By PAUL GORES
KNIGHT RIDDER NEWSPAPERS
The shenanigans of Enron Corp. and Arthur Andersen notwithstanding, a growing number of consumers view paper shredders as an important tool for preventing crime rather than as a device for abetting corporate cover-ups.
As concerns about identity theft grow, more Americans are using these document-mincing machines to make sure discarded records don't end up in the hands of thieves.
In identity theft, a criminal steals a person's Social Security number and other forms of identification and then opens credit-card accounts or impersonates the victim to spend money and run up debt.
"This past year, there was a huge increase in identity-theft cases reported," said Jamie Martin, the shredder production manager for Fellowes Inc. in Itasca, Ill. "I think most people were aware of the identity-theft issue, but that kind of news is an impetus to translate awareness into action, and people are starting to be more active in going out and buying shredders."

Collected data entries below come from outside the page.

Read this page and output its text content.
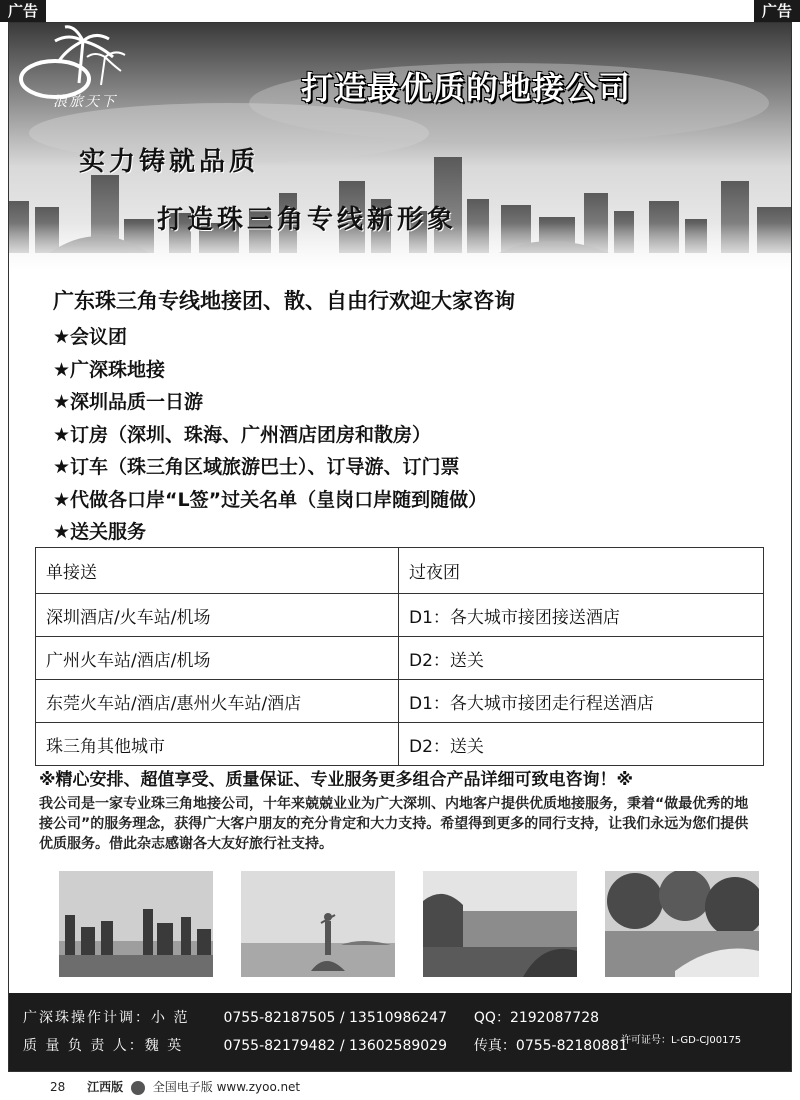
广告	广告
浪旅天下	打造最优质的地接公司
实力铸就品质
打造珠三角专线新形象
广东珠三角专线地接团、散、自由行欢迎大家咨询
★会议团
★广深珠地接
★深圳品质一日游
★订房（深圳、珠海、广州酒店团房和散房）
★订车（珠三角区域旅游巴士）、订导游、订门票
★代做各口岸“L签”过关名单（皇岗口岸随到随做）
★送关服务
单接送	过夜团
深圳酒店/火车站/机场	D1：各大城市接团接送酒店
广州火车站/酒店/机场	D2：送关
东莞火车站/酒店/惠州火车站/酒店	D1：各大城市接团走行程送酒店
珠三角其他城市	D2：送关
※精心安排、超值享受、质量保证、专业服务更多组合产品详细可致电咨询！※
我公司是一家专业珠三角地接公司，十年来兢兢业业为广大深圳、内地客户提供优质地接服务，秉着“做最优秀的地接公司”的服务理念，获得广大客户朋友的充分肯定和大力支持。希望得到更多的同行支持，让我们永远为您们提供优质服务。借此杂志感谢各大友好旅行社支持。
广深珠操作计调：小 范 0755-82187505 / 13510986247 QQ：2192087728
质 量 负 责 人：魏 英	0755-82179482 / 13602589029 传真：0755-82180881
许可证号：L-GD-CJ00175
28 江西版 全国电子版 www.zyoo.net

Last month, the Federal Trade Commission reported that complaints of identity theft nearly doubled in 2002, making it the fastest-growing crime on the government's list of consumer fraud for the third consecutive year. The FTC said 43 percent of about 380,000 complaints last year involved the theft of personal information, such as a Social Security or credit-card number, to steal money or commit fraud.
On the rise
Martin said Fellowes, which produces about 20 models of paper shredder, has seen shredder sales grow about 10 percent to 15 percent a year over the last few years.
Martin said last year's Enron scandal -- in which accounting giant Arthur Andersen was convicted of obstruction of justice for shredding records of its client, Enron -- triggered a spike in sales of shredders.
Jerry Olson, manager of Office Depot at 16095 W. Blue Mound Road in Brookfield, Wis., said there has been a steady rise in personal paper-shredder sales over the past five years.
"A lot of people are looking for ways to secure their identity, to take care of records that may have their numbers and that type of thing," said Olson, who declined to provide details about sales.
Hands vs. shredder
Certainly it makes sense to destroy unneeded financial and medical documents that thieves could sift from your trash can. But is a shredder better than simply tearing them up?
It depends how completely you rip them up. Shredders cut up documents in one of two ways: either into strips that typically are no more than a quarter-inch wide, or into bits that resemble confetti. In either method, the destruction is quite thorough, although one employee at an office product store said the confetti approach allows virtually no chance that a document could be painstakingly taped back together.
Today's shredders do more than destroy paper. Many models also are powerful enough to cut up plastic credit cards, and some even will cut CDs to pieces. Almost all of them have no trouble handling staples.
What you'll pay
As with most products, when it comes to shredders, you get what you pay for, said Office Depot's Olson.
"Normally, when you're talking about home use, they're looking in the $19.99 to $99.99 range," he said.
The less expensive units tend to be the ones that cut documents into strips, and the number of pages that can be put through at one time is likely to be limited to perhaps five.
"We do have a number of customers who will buy shredders for their homes even up to $200 or so because they've had shredders with issues like jamming up," Olson said.
Experts say consumers should shred any unneeded document containing account numbers or personal information. Among those documents are pay stubs, canceled checks, account statements, medical records, direct-mail credit card approvals, insurance forms, legal papers and anything with a Social Security number.
Olson noted that although shredders are easy to operate, they do require some simple care. The metal blades that cut up the paper need oil periodically.